Für ihre Publikation „Archipel“ ...

„Was Georg hier im kleinsten Staat will? Die Übergabe eines Ölzweigkranzes überwachen und sich vor Celia blamieren. Falls der morgige Abend wie erwartet verläuft.“

Für ihre Publikation „Archipel“ wurde Inger-Maria Mahlke 2018 mit dem Deutschen Buchpreis ausgezeichnet. Das Familienepos „Unsereins“ kann sich ebenfalls sehen lassen, die Rechercheleistung Mahlkes ist beachtlich, die Erzählung ist formal in 15 Teile gegliedert. ‚Die Buddenbrooks‘ lassen grüßen.

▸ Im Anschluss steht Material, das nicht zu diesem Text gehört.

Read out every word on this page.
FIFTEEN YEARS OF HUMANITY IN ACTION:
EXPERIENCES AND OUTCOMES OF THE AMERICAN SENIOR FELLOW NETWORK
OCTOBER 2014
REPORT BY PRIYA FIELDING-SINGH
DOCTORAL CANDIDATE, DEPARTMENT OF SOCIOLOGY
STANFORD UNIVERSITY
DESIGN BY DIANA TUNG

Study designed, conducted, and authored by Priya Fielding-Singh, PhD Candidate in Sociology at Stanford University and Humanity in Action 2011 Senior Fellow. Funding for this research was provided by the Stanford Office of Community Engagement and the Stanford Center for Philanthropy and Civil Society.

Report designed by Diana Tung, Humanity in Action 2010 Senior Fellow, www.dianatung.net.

Der Roman ist zeitlich im langen 19. Jahrhundert (und zu Beginn des 20. Jahrhunderts) angesiedelt, ein auktorialer Erzähler führt durch das Geschehen. Im Zentrum steht eine Lübecker Familie, die eigentlich alle Kriterien erfüllt, die es sozial zu erfüllen gibt: Die kinderreichen Lindhorsts sind ebenso kaisertreu wie konservativ. Als Juden werden sie dennoch Außenseiter bleiben.

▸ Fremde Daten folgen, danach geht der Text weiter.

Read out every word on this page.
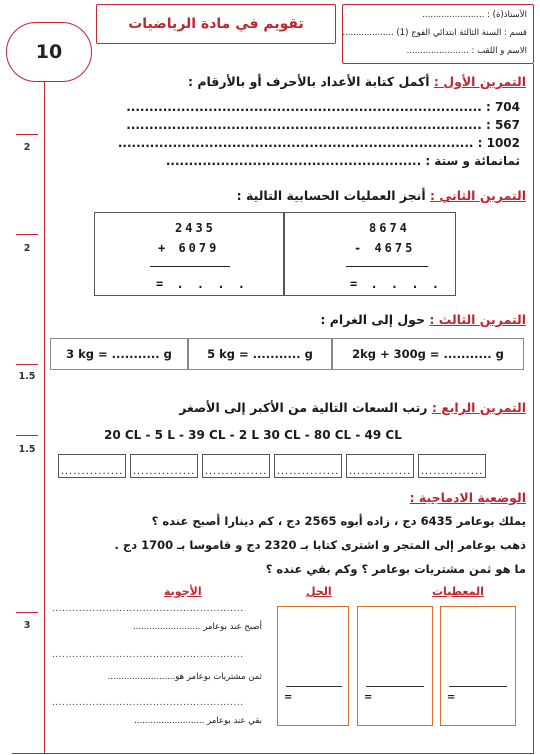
الأستاذ(ة) : .......................
قسم : السنة الثالثة ابتدائي الفوج (1) ...................
الاسم و اللقب : .......................
تقويم في مادة الرياضيات
10
2
2
1.5
1.5
3
التمرين الأول : أكمل كتابة الأعداد بالأحرف أو بالأرقام :
.............................................................................. : 704
.............................................................................. : 567
.............................................................................. : 1002
ثمانمائة و ستة : ........................................................
التمرين الثاني : أنجز العمليات الحسابية التالية :
2435
+ 6079
= . . . .
8674
- 4675
= . . . .
التمرين الثالث : حول إلى الغرام :
3 kg = ........... g	5 kg = ........... g	2kg + 300g = ........... g
التمرين الرابع : رتب السعات التالية من الأكبر إلى الأصغر
20 CL - 5 L - 39 CL - 2 L 30 CL - 80 CL - 49 CL
............... ............... ............... ............... ............... ...............
الوضعية الادماجية :
يملك بوعامر 6435 دج ، زاده أبوه 2565 دج ، كم دينارا أصبح عنده ؟
ذهب بوعامر إلى المتجر و اشترى كتابا بـ 2320 دج و قاموسا بـ 1700 دج .
ما هو ثمن مشتريات بوعامر ؟ وكم بقي عنده ؟
المعطيات
الحل
الأجوبة
=	=	=
.........................................................
أصبح عند بوعامر .........................
.........................................................
ثمن مشتريات بوعامر هو.........................
.........................................................
بقي عند بوعامر ..........................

Handlungsort ist der Stadtstaat Bremen, und die Geschichte ist in ihrem Kern eine Milieustudie und zugleich ein Gesellschaftsporträt, eine Erzählung über Ständeunterschiede im Kaiserreich. Upstairs, Downstairs. Angesichts der Fülle der handelnden Personen habe ich mich sehr über das Personenverzeichnis gefreut, auch die Karte zu Beginn des Buches war hilfreich. Bei der Betrachtung des historischen Romans sollte man aber nicht nur in der Kategorie „Wirtschafts- und Sozialgeschichte“ denken. Die Autorin Inger - Maria Mahlke legt das Augenmerk vor allem auf die Frauen und geht der Frage nach, inwiefern Emanzipation in den engen gesellschaftlichen Grenzen möglich war, auch das Geschlecht war natürlich ein Faktor, welcher der Selbstverwirklichung im Wege stand. Man kann definitiv etwas Lernen, das Sittengemälde bietet aber mehr als eine flache Faktensammlung.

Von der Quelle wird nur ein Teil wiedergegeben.